San Francisco’s ominous fog has been replaced by a cloud of financial woe this week, as the University of California Regents tackle the fiscal problems facing the institution at their annual meeting on the UCSF Mission Bay campus.

The three-day meeting, which concludes tomorrow, is scheduled to address a number of grim issues, chief among them: student fee increases and the unstable status of the 2009-10 budget. Although the regents will not vote on the proposed tuition hike until next year, the $662 per student fee increase for resident undergraduates is already proving to be controversial with student advocate groups.

“We’re definitely worried about proposed increases,” UC Student Association President Lucero Chavez said. “The regents have been raising our fees ever year, but we haven’t seen increases in student mental health [counseling] or other services.”

The UC Office of the President says it needs to raise student fees to deal with the ever-growing number of enrolled students. Next year, the UC expects a 2.5 percent growth in enrollment, and already plans to accept 10,000 students that it has no funds for, according to figures provided by UCOP.

To provide for the new enrollees, the UC’s budget proposal for 2009-10 includes a 9.4 percent fee increase to student fees. The fee increase is just under the maximum 10 percent allowable under a 2004 agreement signed between Gov. Arnold Schwarzenegger and the UC-system.

The last two school years saw fee increases of roughly 7 percent, making the proposed raise for 2009-10 the highest since the California Legislature temporarily halted the fee hikes during the 2006-07 school year.

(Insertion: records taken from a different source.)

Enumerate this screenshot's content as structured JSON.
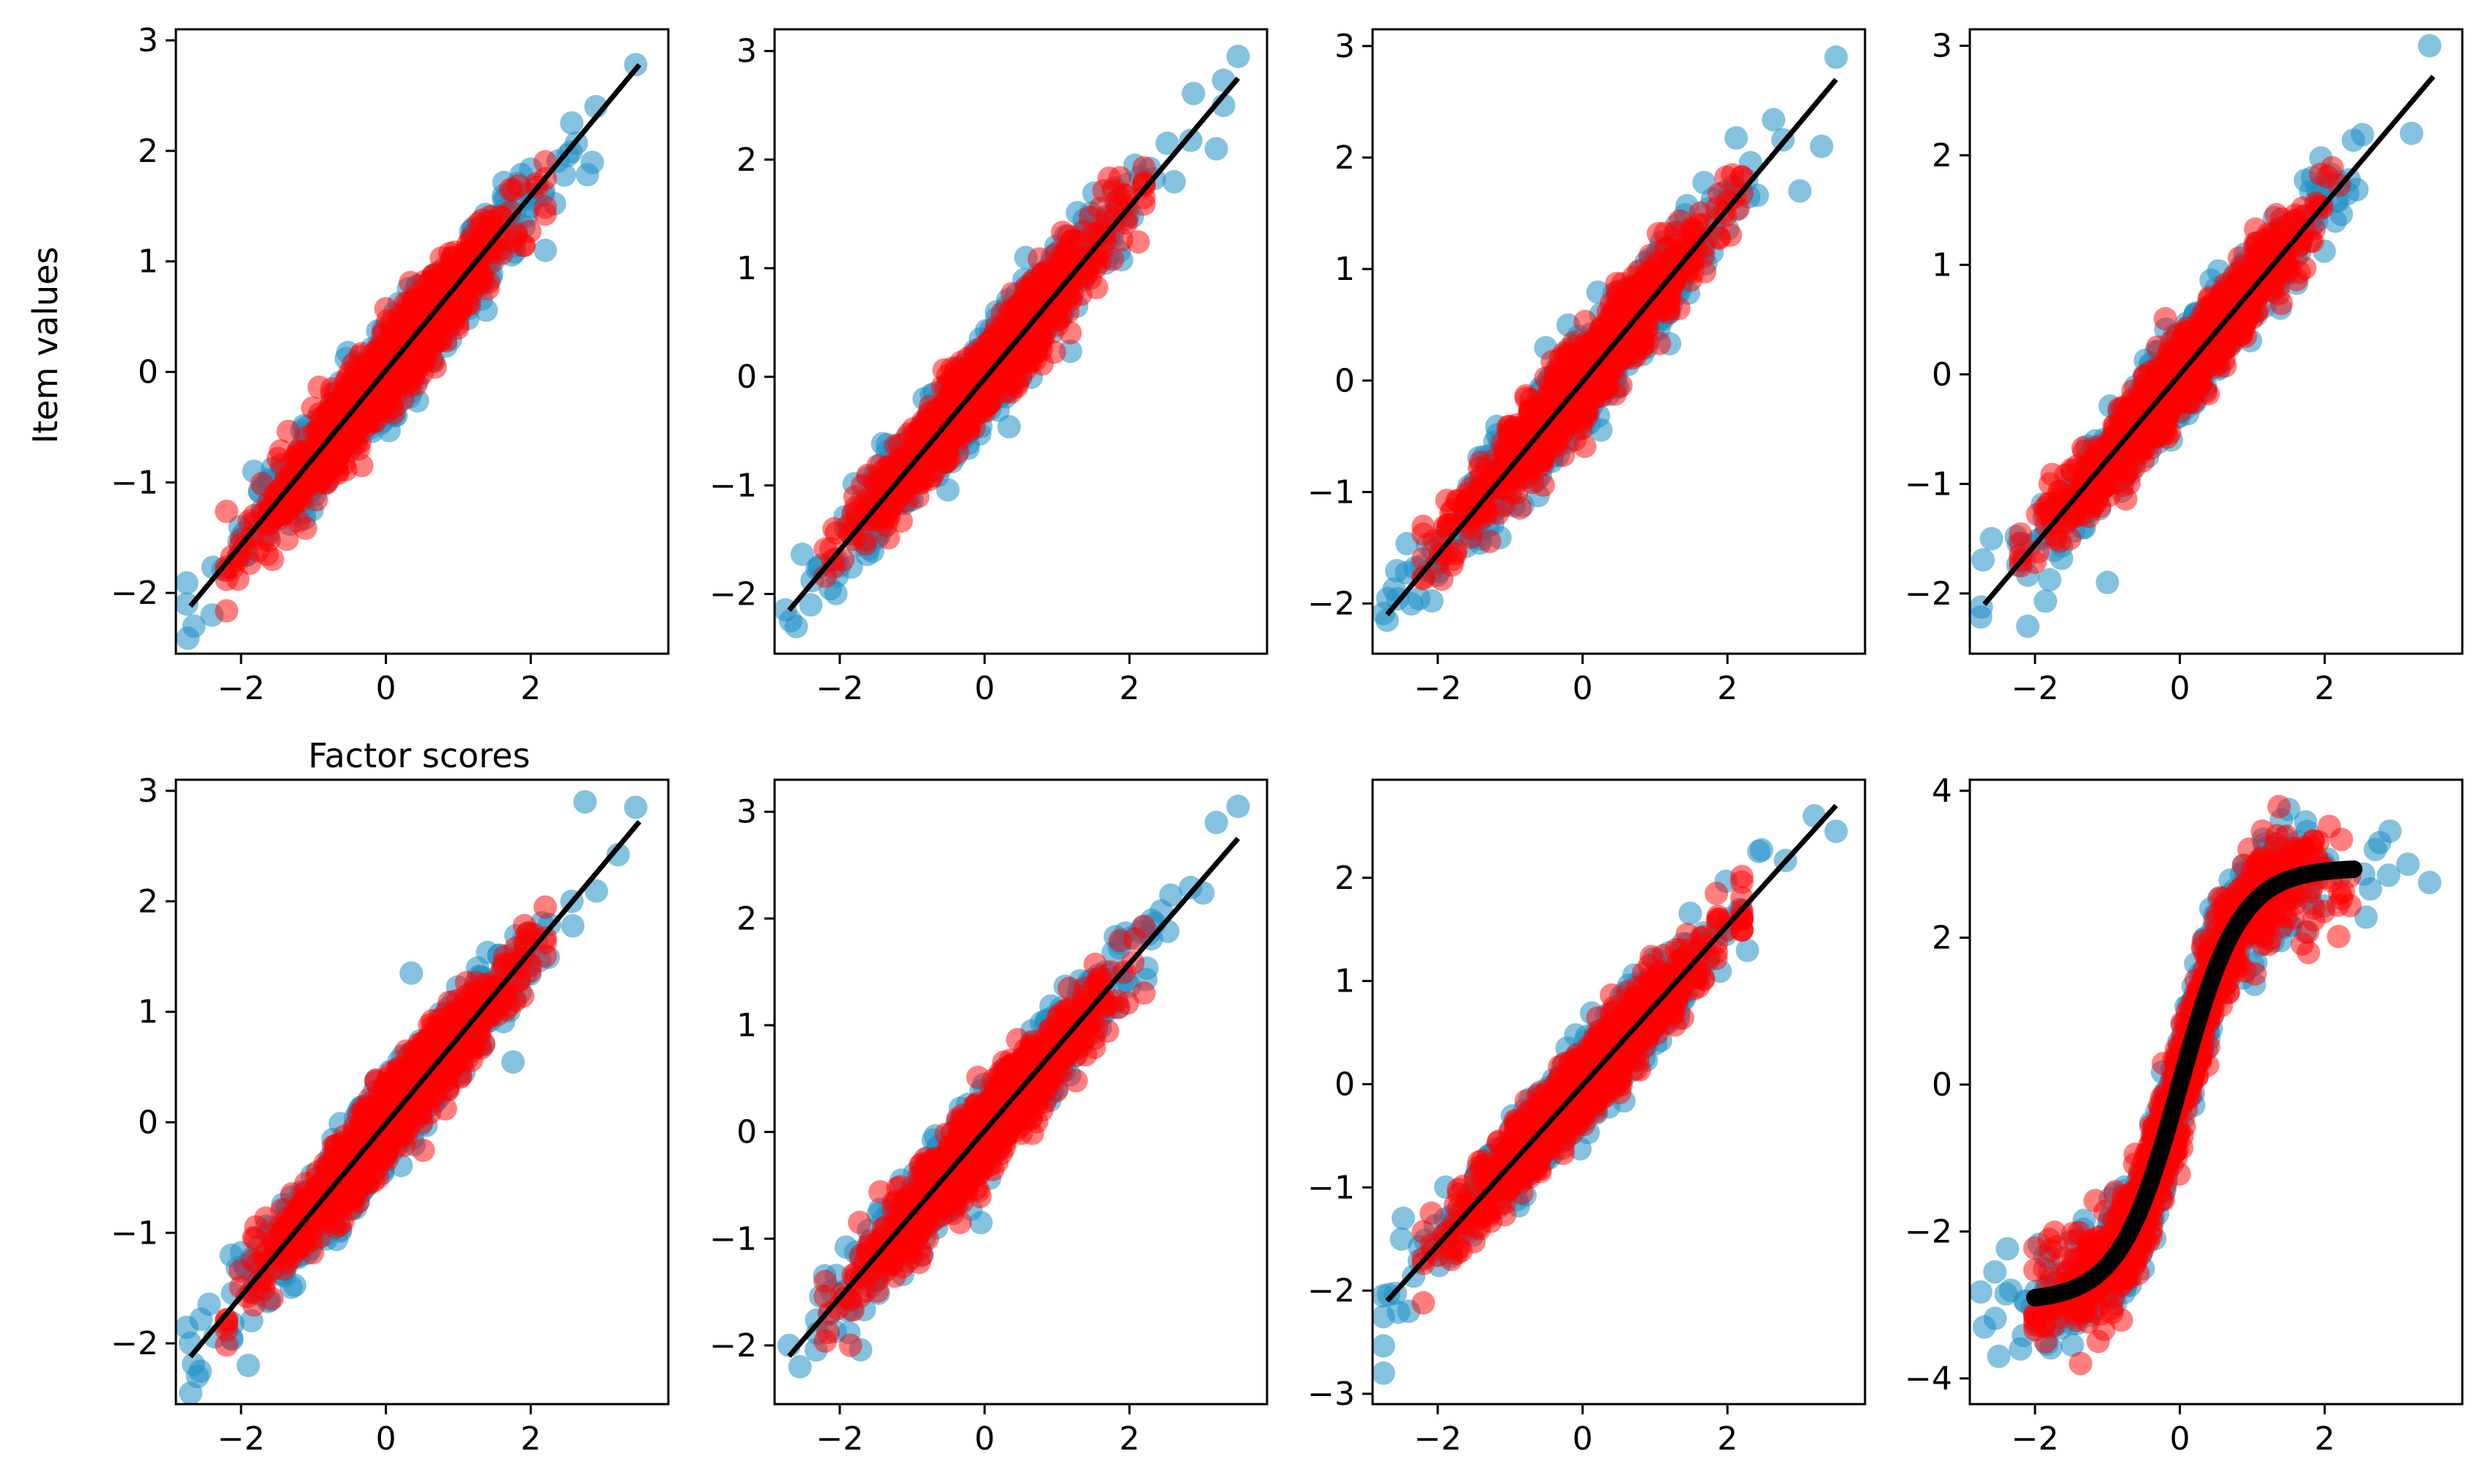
{
  "figure": {
    "ylabel": "Item values",
    "xlabel": "Factor scores"
  },
  "colors": {
    "group_a": "#1f8fc4",
    "group_b": "#ff0000",
    "fit_line": "#000000"
  },
  "chart_data": [
    {
      "type": "scatter",
      "xlim": [
        -2.9,
        3.9
      ],
      "ylim": [
        -2.55,
        3.1
      ],
      "xticks": [
        -2,
        0,
        2
      ],
      "yticks": [
        -2,
        -1,
        0,
        1,
        2,
        3
      ],
      "xtick_labels": [
        "−2",
        "0",
        "2"
      ],
      "ytick_labels": [
        "−2",
        "−1",
        "0",
        "1",
        "2",
        "3"
      ],
      "fit": {
        "kind": "linear",
        "x": [
          -2.7,
          3.5
        ],
        "y": [
          -2.12,
          2.78
        ]
      },
      "shape": "linear",
      "slope": 0.79,
      "intercept": 0.0,
      "spread": 0.18,
      "blue_outliers": [
        [
          3.45,
          2.78
        ],
        [
          2.9,
          2.4
        ],
        [
          2.2,
          1.1
        ],
        [
          -2.65,
          -2.3
        ],
        [
          -2.4,
          -2.2
        ]
      ]
    },
    {
      "type": "scatter",
      "xlim": [
        -2.9,
        3.9
      ],
      "ylim": [
        -2.55,
        3.2
      ],
      "xticks": [
        -2,
        0,
        2
      ],
      "yticks": [
        -2,
        -1,
        0,
        1,
        2,
        3
      ],
      "xtick_labels": [
        "−2",
        "0",
        "2"
      ],
      "ytick_labels": [
        "−2",
        "−1",
        "0",
        "1",
        "2",
        "3"
      ],
      "fit": {
        "kind": "linear",
        "x": [
          -2.7,
          3.5
        ],
        "y": [
          -2.15,
          2.75
        ]
      },
      "shape": "linear",
      "slope": 0.79,
      "intercept": 0.0,
      "spread": 0.18,
      "blue_outliers": [
        [
          3.5,
          2.95
        ],
        [
          3.2,
          2.1
        ],
        [
          -2.6,
          -2.3
        ],
        [
          -2.4,
          -2.1
        ]
      ]
    },
    {
      "type": "scatter",
      "xlim": [
        -2.9,
        3.9
      ],
      "ylim": [
        -2.45,
        3.15
      ],
      "xticks": [
        -2,
        0,
        2
      ],
      "yticks": [
        -2,
        -1,
        0,
        1,
        2,
        3
      ],
      "xtick_labels": [
        "−2",
        "0",
        "2"
      ],
      "ytick_labels": [
        "−2",
        "−1",
        "0",
        "1",
        "2",
        "3"
      ],
      "fit": {
        "kind": "linear",
        "x": [
          -2.7,
          3.5
        ],
        "y": [
          -2.1,
          2.7
        ]
      },
      "shape": "linear",
      "slope": 0.77,
      "intercept": 0.0,
      "spread": 0.18,
      "blue_outliers": [
        [
          3.5,
          2.9
        ],
        [
          3.3,
          2.1
        ],
        [
          3.0,
          1.7
        ],
        [
          -2.7,
          -2.15
        ]
      ]
    },
    {
      "type": "scatter",
      "xlim": [
        -2.9,
        3.9
      ],
      "ylim": [
        -2.55,
        3.15
      ],
      "xticks": [
        -2,
        0,
        2
      ],
      "yticks": [
        -2,
        -1,
        0,
        1,
        2,
        3
      ],
      "xtick_labels": [
        "−2",
        "0",
        "2"
      ],
      "ytick_labels": [
        "−2",
        "−1",
        "0",
        "1",
        "2",
        "3"
      ],
      "fit": {
        "kind": "linear",
        "x": [
          -2.7,
          3.5
        ],
        "y": [
          -2.1,
          2.72
        ]
      },
      "shape": "linear",
      "slope": 0.78,
      "intercept": 0.0,
      "spread": 0.18,
      "blue_outliers": [
        [
          3.45,
          3.0
        ],
        [
          3.2,
          2.2
        ],
        [
          -1.0,
          -1.9
        ],
        [
          -2.1,
          -2.3
        ],
        [
          -2.6,
          -1.5
        ]
      ]
    },
    {
      "type": "scatter",
      "xlim": [
        -2.9,
        3.9
      ],
      "ylim": [
        -2.55,
        3.1
      ],
      "xticks": [
        -2,
        0,
        2
      ],
      "yticks": [
        -2,
        -1,
        0,
        1,
        2,
        3
      ],
      "xtick_labels": [
        "−2",
        "0",
        "2"
      ],
      "ytick_labels": [
        "−2",
        "−1",
        "0",
        "1",
        "2",
        "3"
      ],
      "fit": {
        "kind": "linear",
        "x": [
          -2.7,
          3.5
        ],
        "y": [
          -2.12,
          2.72
        ]
      },
      "shape": "linear",
      "slope": 0.78,
      "intercept": 0.0,
      "spread": 0.18,
      "blue_outliers": [
        [
          3.45,
          2.85
        ],
        [
          2.75,
          2.9
        ],
        [
          0.35,
          1.35
        ],
        [
          -1.9,
          -2.2
        ],
        [
          -2.6,
          -2.3
        ],
        [
          -2.7,
          -2.0
        ]
      ]
    },
    {
      "type": "scatter",
      "xlim": [
        -2.9,
        3.9
      ],
      "ylim": [
        -2.55,
        3.3
      ],
      "xticks": [
        -2,
        0,
        2
      ],
      "yticks": [
        -2,
        -1,
        0,
        1,
        2,
        3
      ],
      "xtick_labels": [
        "−2",
        "0",
        "2"
      ],
      "ytick_labels": [
        "−2",
        "−1",
        "0",
        "1",
        "2",
        "3"
      ],
      "fit": {
        "kind": "linear",
        "x": [
          -2.7,
          3.5
        ],
        "y": [
          -2.1,
          2.75
        ]
      },
      "shape": "linear",
      "slope": 0.78,
      "intercept": 0.0,
      "spread": 0.18,
      "blue_outliers": [
        [
          3.5,
          3.05
        ],
        [
          3.2,
          2.9
        ],
        [
          -0.05,
          -0.85
        ],
        [
          -2.55,
          -2.2
        ],
        [
          -2.7,
          -2.0
        ]
      ]
    },
    {
      "type": "scatter",
      "xlim": [
        -2.9,
        3.9
      ],
      "ylim": [
        -3.1,
        2.95
      ],
      "xticks": [
        -2,
        0,
        2
      ],
      "yticks": [
        -3,
        -2,
        -1,
        0,
        1,
        2
      ],
      "xtick_labels": [
        "−2",
        "0",
        "2"
      ],
      "ytick_labels": [
        "−3",
        "−2",
        "−1",
        "0",
        "1",
        "2"
      ],
      "fit": {
        "kind": "linear",
        "x": [
          -2.7,
          3.5
        ],
        "y": [
          -2.1,
          2.7
        ]
      },
      "shape": "linear",
      "slope": 0.77,
      "intercept": 0.0,
      "spread": 0.18,
      "blue_outliers": [
        [
          3.5,
          2.45
        ],
        [
          3.2,
          2.6
        ],
        [
          -2.75,
          -2.8
        ],
        [
          -2.5,
          -1.5
        ],
        [
          -2.4,
          -2.2
        ]
      ]
    },
    {
      "type": "scatter",
      "xlim": [
        -2.9,
        3.9
      ],
      "ylim": [
        -4.35,
        4.15
      ],
      "xticks": [
        -2,
        0,
        2
      ],
      "yticks": [
        -4,
        -2,
        0,
        2,
        4
      ],
      "xtick_labels": [
        "−2",
        "0",
        "2"
      ],
      "ytick_labels": [
        "−4",
        "−2",
        "0",
        "2",
        "4"
      ],
      "fit": {
        "kind": "sigmoid",
        "amplitude": 2.95,
        "k": 2.4,
        "x": [
          -2.0,
          2.4
        ]
      },
      "shape": "sigmoid",
      "amplitude": 2.95,
      "k": 2.4,
      "spread": 0.35,
      "blue_outliers": [
        [
          3.45,
          2.75
        ],
        [
          3.15,
          3.0
        ],
        [
          2.9,
          3.45
        ],
        [
          2.7,
          3.2
        ],
        [
          -2.7,
          -3.3
        ],
        [
          -2.5,
          -3.7
        ],
        [
          -2.2,
          -3.6
        ]
      ]
    }
  ]
}
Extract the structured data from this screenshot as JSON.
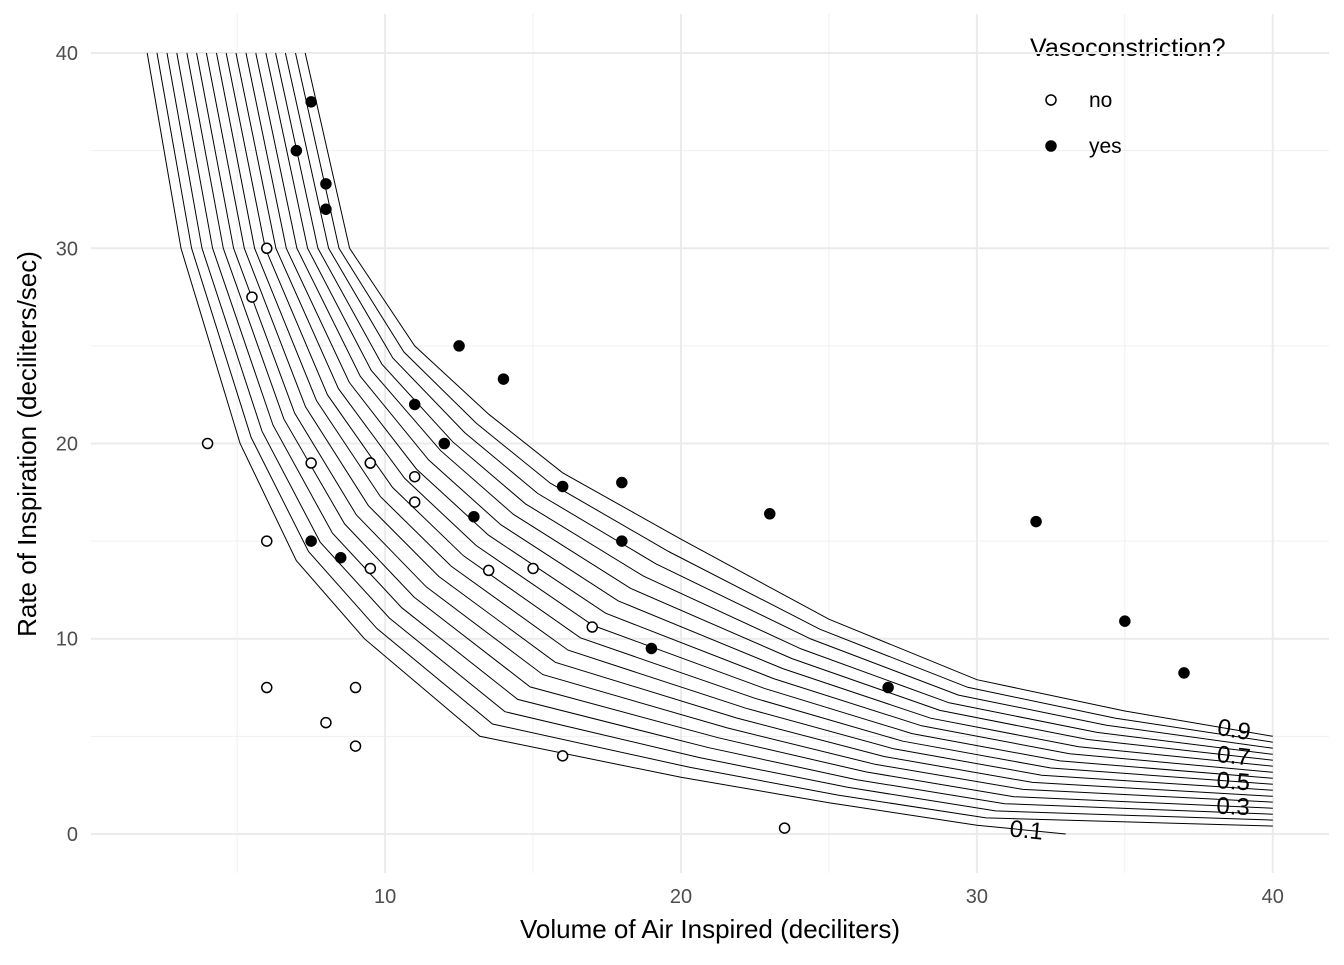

To protect against large fee hikes, the UC sets aside one-third of all revenue from any fee increase for financial aid programs, including Cal Grants and other forms of assistance, according to the Office of the President. Without additional state funds, UC spokesman Ricardo Vázquez said the system may not be able to admit students into their preferred campuses.

“If the state is unable to support our request, we’ll take steps to bring enrollment levels to match state funds,” Vázquez said. “Fewer students will be admitted to campus of their choice and more would sent to other campuses. This isn’t a major departure from our master plan, but its possible that [some] students will look for education elsewhere.”

According to estimates by the Office of the Legislative Analyst, a state budget deficit that could reach $28 billion by 2010 would make full funding for the UC-system extremely difficult. To make matters worse, on Nov. 6, Schwarzenegger introduced mid-year budget cuts that removed $65.5 million of state funding from the UC.

The UC is not the only public school system in the state that is affected by the budget deficit. On Monday, California State University Chancellor Charles B. Reed announced plans to cut enrollment by 10,000 students, citing funding deficits for both incoming students and current enrollees.